12. Bagaimana penatalaksanaan fraktur?

Jawab :

Penatalaksanaan fraktur terdapat Prinsip 4R  (chairudin Rasjad)

1. Recognition : diagnosis dan penilaian fraktur

2. Reduction : mengembalikan atau memperbaiki bagian-bagian yang patah ke dalam bentuk semula (anatomis ).

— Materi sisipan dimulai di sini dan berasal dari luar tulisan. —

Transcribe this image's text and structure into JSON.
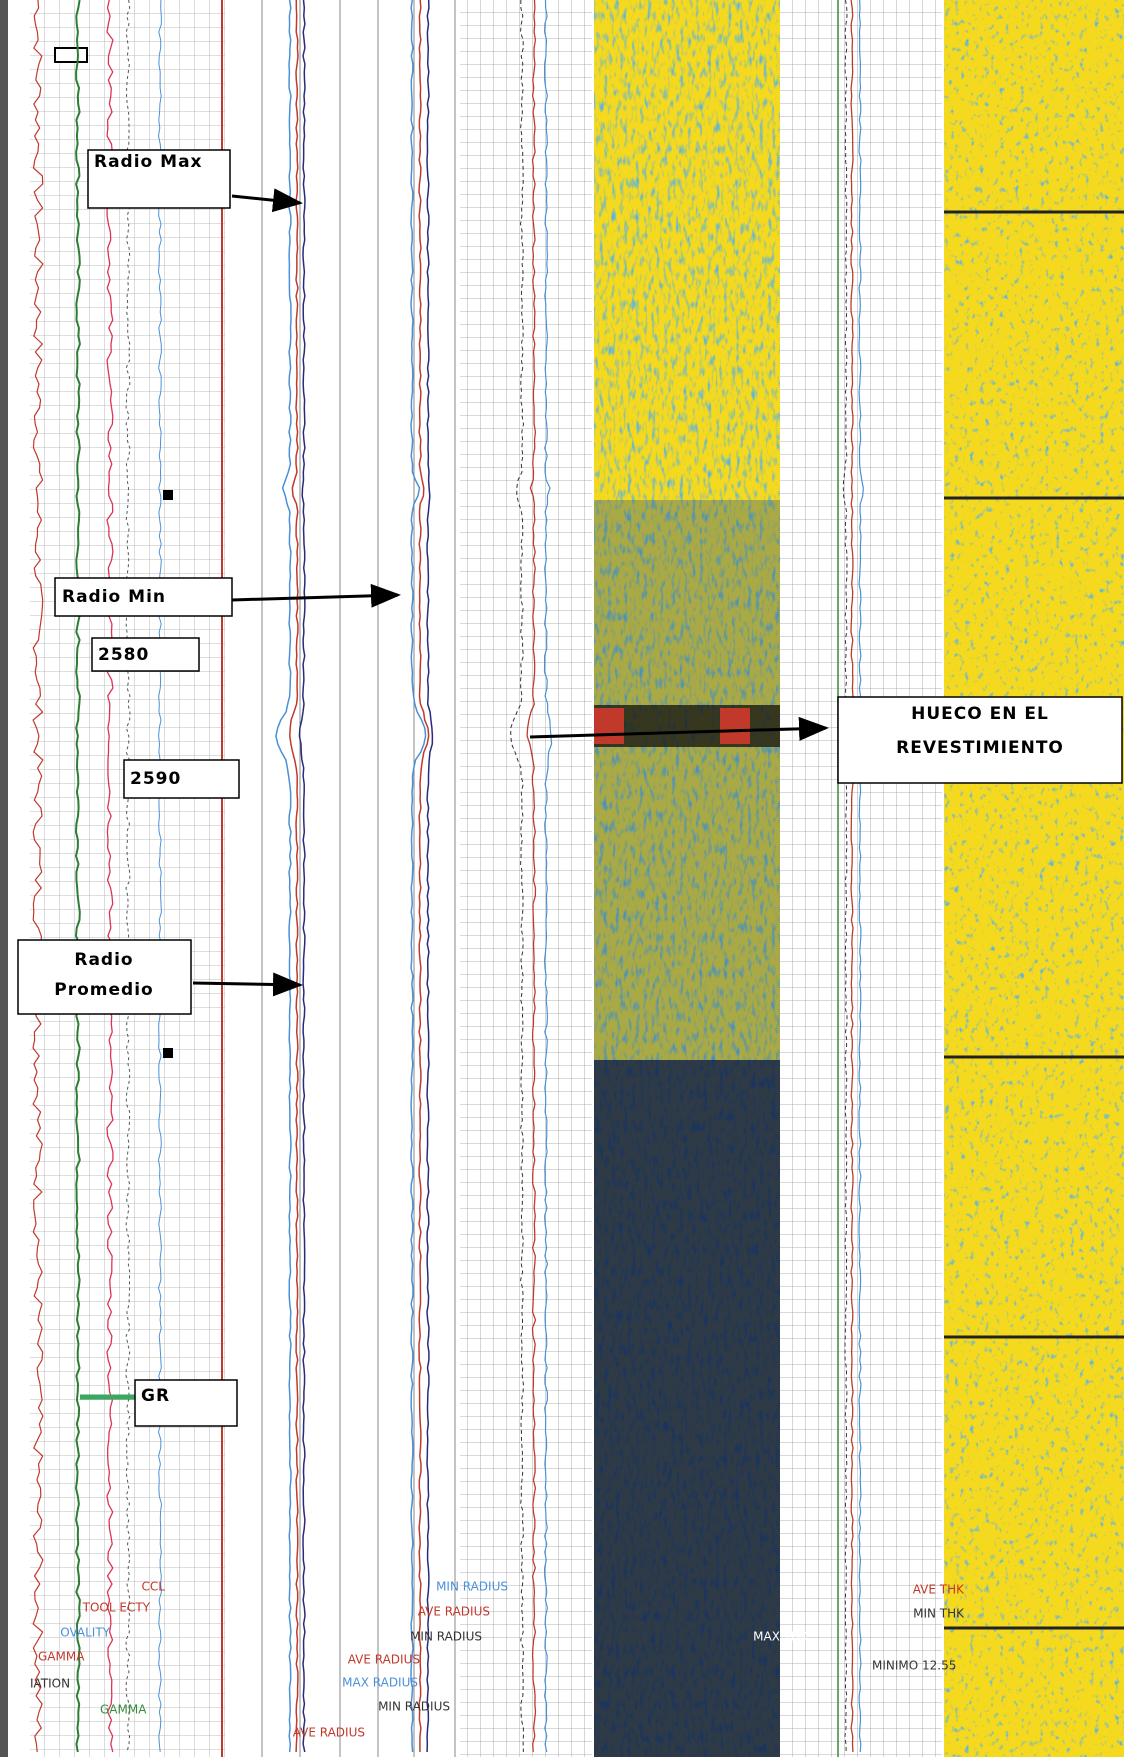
{
  "annotations": {
    "radio_max": "Radio Max",
    "radio_min": "Radio Min",
    "depth_2580": 2580,
    "depth_2590": 2590,
    "radio_promedio": [
      "Radio",
      "Promedio"
    ],
    "gr": "GR",
    "hueco": [
      "HUECO EN EL",
      "REVESTIMIENTO"
    ]
  },
  "curve_labels": [
    "CCL",
    "TOOL ECTY",
    "OVALITY",
    "GAMMA",
    "IATION",
    "GAMMA",
    "MIN RADIUS",
    "AVE RADIUS",
    "MIN RADIUS",
    "AVE RADIUS",
    "MAX RADIUS",
    "MIN RADIUS",
    "AVE RADIUS",
    "AVE THK",
    "MIN THK",
    "MAX THK",
    "MINIMO 12.55"
  ]
}
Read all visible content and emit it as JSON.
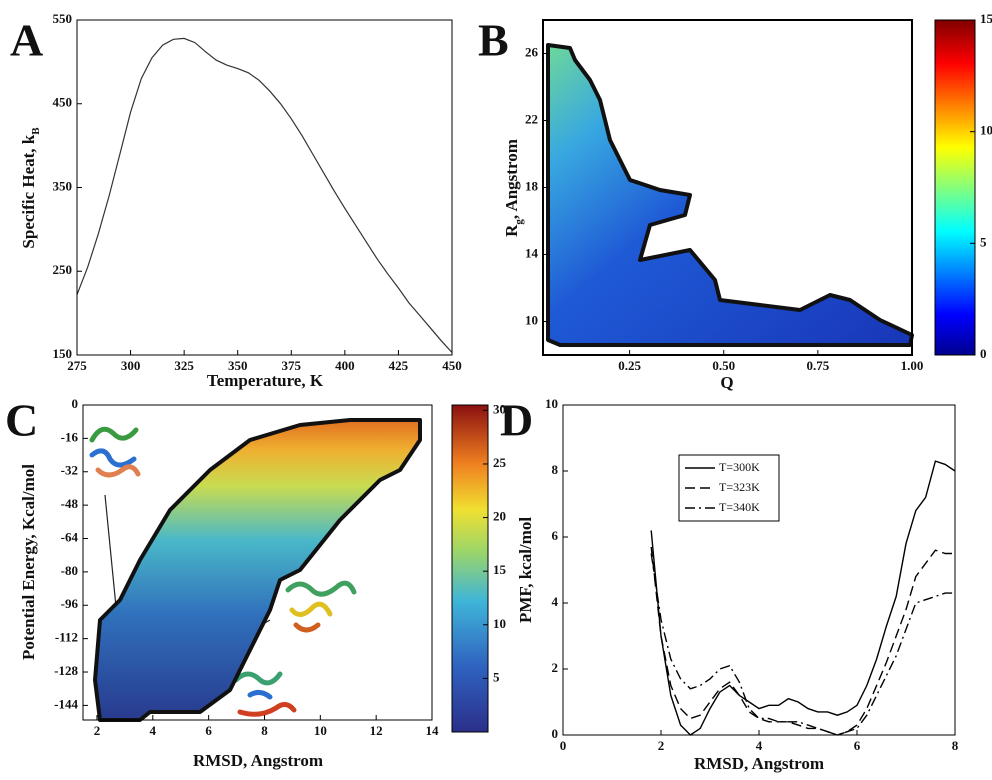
{
  "chart_data": [
    {
      "type": "line",
      "panel": "A",
      "xlabel": "Temperature, K",
      "ylabel": [
        {
          "text": "Specific Heat, k"
        },
        {
          "text": "B",
          "sub": true
        }
      ],
      "xlim": [
        275,
        450
      ],
      "xticks": [
        275,
        300,
        325,
        350,
        375,
        400,
        425,
        450
      ],
      "ylim": [
        150,
        550
      ],
      "yticks": [
        150,
        250,
        350,
        450,
        550
      ],
      "color": "#333333",
      "x": [
        275,
        280,
        285,
        290,
        295,
        300,
        305,
        310,
        315,
        320,
        325,
        330,
        335,
        340,
        345,
        350,
        355,
        360,
        365,
        370,
        375,
        380,
        385,
        390,
        395,
        400,
        405,
        410,
        415,
        420,
        425,
        430,
        435,
        440,
        445,
        450
      ],
      "values": [
        222,
        255,
        295,
        340,
        390,
        440,
        480,
        505,
        520,
        527,
        528,
        523,
        512,
        502,
        496,
        492,
        487,
        478,
        465,
        450,
        432,
        412,
        390,
        368,
        346,
        325,
        305,
        285,
        265,
        247,
        230,
        212,
        197,
        182,
        167,
        153
      ]
    },
    {
      "type": "heatmap",
      "panel": "B",
      "xlabel": "Q",
      "ylabel": [
        {
          "text": "R"
        },
        {
          "text": "g",
          "sub": true
        },
        {
          "text": ", Angstrom"
        }
      ],
      "xlim": [
        0.02,
        1.0
      ],
      "xticks": [
        {
          "value": 0.25,
          "label": "0.25"
        },
        {
          "value": 0.5,
          "label": "0.50"
        },
        {
          "value": 0.75,
          "label": "0.75"
        },
        {
          "value": 1.0,
          "label": "1.00"
        }
      ],
      "ylim": [
        8,
        28
      ],
      "yticks": [
        10,
        14,
        18,
        22,
        26
      ],
      "clim": [
        0,
        15
      ],
      "cticks": [
        0,
        5,
        10,
        15
      ]
    },
    {
      "type": "contour",
      "panel": "C",
      "xlabel": "RMSD, Angstrom",
      "ylabel": "Potential Energy, Kcal/mol",
      "xlim": [
        1.5,
        14
      ],
      "xticks": [
        2,
        4,
        6,
        8,
        10,
        12,
        14
      ],
      "ylim": [
        -151,
        0
      ],
      "yticks": [
        -144,
        -128,
        -112,
        -96,
        -80,
        -64,
        -48,
        -32,
        -16,
        0
      ],
      "clim": [
        0,
        30.5
      ],
      "cticks": [
        5,
        10,
        15,
        20,
        25,
        30
      ]
    },
    {
      "type": "line",
      "panel": "D",
      "xlabel": "RMSD, Angstrom",
      "ylabel": "PMF, kcal/mol",
      "xlim": [
        0,
        8
      ],
      "xticks": [
        0,
        2,
        4,
        6,
        8
      ],
      "ylim": [
        0,
        10
      ],
      "yticks": [
        0,
        2,
        4,
        6,
        8,
        10
      ],
      "legend": "upper center",
      "x": [
        1.8,
        2.0,
        2.2,
        2.4,
        2.6,
        2.8,
        3.0,
        3.2,
        3.4,
        3.6,
        3.8,
        4.0,
        4.2,
        4.4,
        4.6,
        4.8,
        5.0,
        5.2,
        5.4,
        5.6,
        5.8,
        6.0,
        6.2,
        6.4,
        6.6,
        6.8,
        7.0,
        7.2,
        7.4,
        7.6,
        7.8,
        8.0
      ],
      "series": [
        {
          "name": "T=300K",
          "color": "#000000",
          "linestyle": "solid",
          "values": [
            6.2,
            3.0,
            1.2,
            0.3,
            0.0,
            0.2,
            0.8,
            1.3,
            1.5,
            1.2,
            1.0,
            0.8,
            0.9,
            0.9,
            1.1,
            1.0,
            0.8,
            0.7,
            0.7,
            0.6,
            0.7,
            0.9,
            1.5,
            2.3,
            3.3,
            4.2,
            5.8,
            6.8,
            7.2,
            8.3,
            8.2,
            8.0
          ]
        },
        {
          "name": "T=323K",
          "color": "#000000",
          "linestyle": "dashed",
          "values": [
            5.7,
            3.0,
            1.5,
            0.8,
            0.5,
            0.6,
            1.0,
            1.4,
            1.6,
            1.2,
            0.7,
            0.5,
            0.4,
            0.4,
            0.4,
            0.3,
            0.2,
            0.2,
            0.1,
            0.0,
            0.1,
            0.3,
            0.8,
            1.5,
            2.2,
            3.0,
            3.8,
            4.8,
            5.2,
            5.6,
            5.5,
            5.5
          ]
        },
        {
          "name": "T=340K",
          "color": "#000000",
          "linestyle": "dashdot",
          "values": [
            5.5,
            3.5,
            2.3,
            1.7,
            1.4,
            1.5,
            1.7,
            2.0,
            2.1,
            1.6,
            0.8,
            0.5,
            0.5,
            0.4,
            0.4,
            0.4,
            0.3,
            0.2,
            0.1,
            0.0,
            0.1,
            0.2,
            0.6,
            1.2,
            1.8,
            2.4,
            3.2,
            4.0,
            4.1,
            4.2,
            4.3,
            4.3
          ]
        }
      ]
    }
  ]
}
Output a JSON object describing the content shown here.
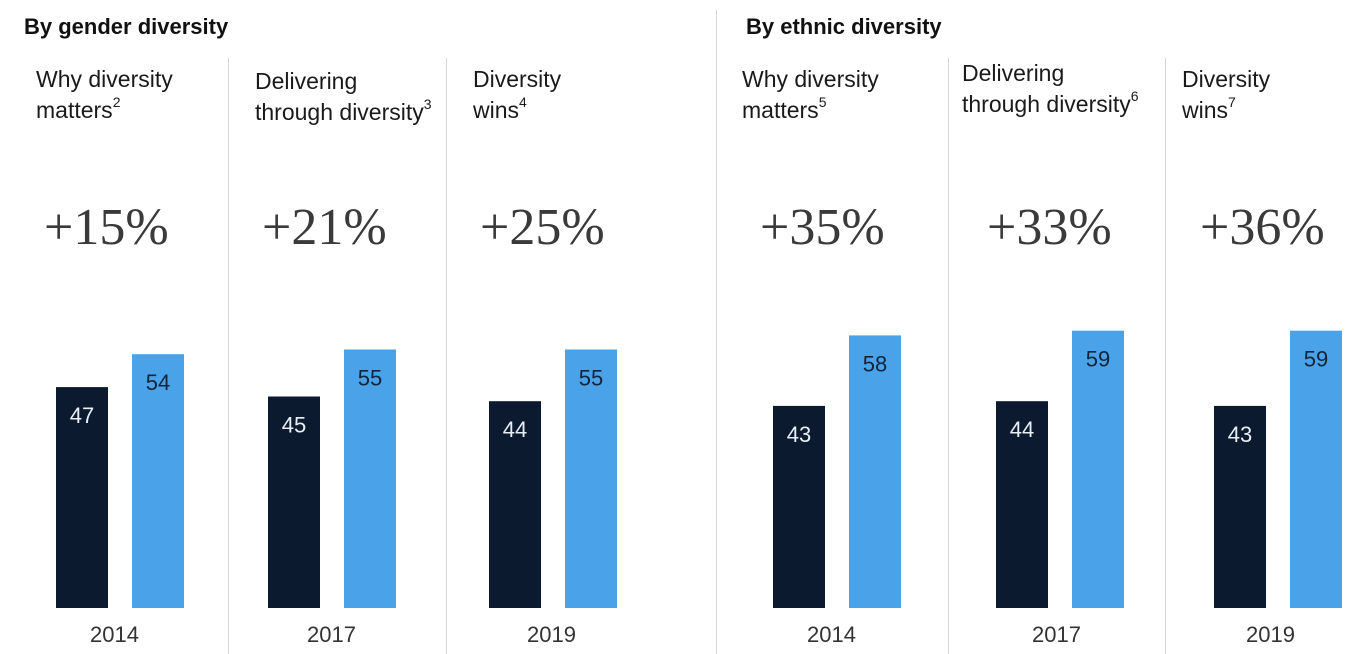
{
  "colors": {
    "dark": "#0b1a2e",
    "light": "#4aa3e8",
    "divider": "#d6d6d6",
    "text": "#1a1a1a"
  },
  "chart_data": [
    {
      "type": "bar",
      "title": "By gender diversity",
      "panels": [
        {
          "title": "Why diversity matters",
          "sup": "2",
          "headline": "+15%",
          "year": "2014",
          "values": [
            47,
            54
          ]
        },
        {
          "title": "Delivering through diversity",
          "sup": "3",
          "headline": "+21%",
          "year": "2017",
          "values": [
            45,
            55
          ]
        },
        {
          "title": "Diversity wins",
          "sup": "4",
          "headline": "+25%",
          "year": "2019",
          "values": [
            44,
            55
          ]
        }
      ]
    },
    {
      "type": "bar",
      "title": "By ethnic diversity",
      "panels": [
        {
          "title": "Why diversity matters",
          "sup": "5",
          "headline": "+35%",
          "year": "2014",
          "values": [
            43,
            58
          ]
        },
        {
          "title": "Delivering through diversity",
          "sup": "6",
          "headline": "+33%",
          "year": "2017",
          "values": [
            44,
            59
          ]
        },
        {
          "title": "Diversity wins",
          "sup": "7",
          "headline": "+36%",
          "year": "2019",
          "values": [
            43,
            59
          ]
        }
      ]
    }
  ]
}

3. Retention : Immobilisasi

4. Rehabilitation : mengembalikan aktifitas fungsional semaksimal mungkin. Sedangkan penatalaksanaan definitif fraktur adalah dengan menggunakan gips atau dilakukan operasi dengan ORIF maupun OREF.
13. Sebutkan jenis – jenis fraktur reduction!

Jawab :

Jenis-jenis fraktur reduction yaitu:
a. Manipulasi atau close red
Adalah tindakan non bedah untuk mengembalikan posisi, panjang dan bentuk. Close reduksi dilakukan dengan local anesthesia ataupun umum.
b. Open reduksi
Adalah perbaikan bentuk tulang dengan tindakan pembedahan sering dilakukan dengan internal fixasi menggunakan kawat, screlus, pins, plate, intermedullary rods atau nail. Kelemahan tindakan ini adalah kemungkinan infeksi dan komplikasi berhubungan dengan anesthesia. Jika dilakukan open reduksi internal fixasi pada tulang (termasuk sendi) maka akan ada indikasi untuk melakukan ROM.
c. Traksi
Alat traksi diberikan dengan kekuatan tarikan pada anggota yang fraktur untuk meluruskan bentuk tulang.
14. Sebutkan macam – macam traksi yang diberikan pada penderita frkatur!

Jawab :

Ada 3 macam traksi yaitu:
1) Skin traksi
Skin traksi adalah menarik bagian tulang yang fraktur dengan menempelkan plester langsung pada kulit untuk mempertahankan bentuk, membantu menimbulkan spasme otot pada bagian yang cedera, dan biasanya digunakan untuk jangka pendek (48-72 jam).
2) Skeletal traksi
Adalah traksi yang digunakan untuk meluruskan tulang yang cedera dan sendi panjang untuk mempertahankan traksi, memutuskan pins (kawat) ke dalam tulang.
3) Maintenance traksi
Merupakan lanjutan dari traksi, kekuatan lanjutan dapat diberikan secara langsung pada tulang dengan kawat atau pins.
15. Apa komplikasi diadakannya traksi pada penderita fraktur?

Jawab :

1. Gangguan sirkulasi darah  : beban > 12 kg

2.  Trauma saraf peroneus (kruris)  : droop foot

3.  Sindroma kompartemen

4.  Infeksi : tempat masuknya pin
16.Apa tujuan diadakannya pengobatan pada penderita fraktur?

Jawab :
1.REPOSISI  Tujuan mengembalikan fragmen keposisi anatomi.
2.IMOBILISASI / FIKSASI Tujuan mempertahankan posisi fragmen post reposisi sampai

Union
3.UNION ( penyatuan tulang kembali ).
4.REHABILITASI

17.Sebutkan stadium – stadium yang terjadi pada waktu penyembuhan fraktur!

Jawab :

Penyembuhan fraktur ada  5 Stadium :

1. Pembentukan Hematom : kerusakan jaringan lunak dan penimbunan darah.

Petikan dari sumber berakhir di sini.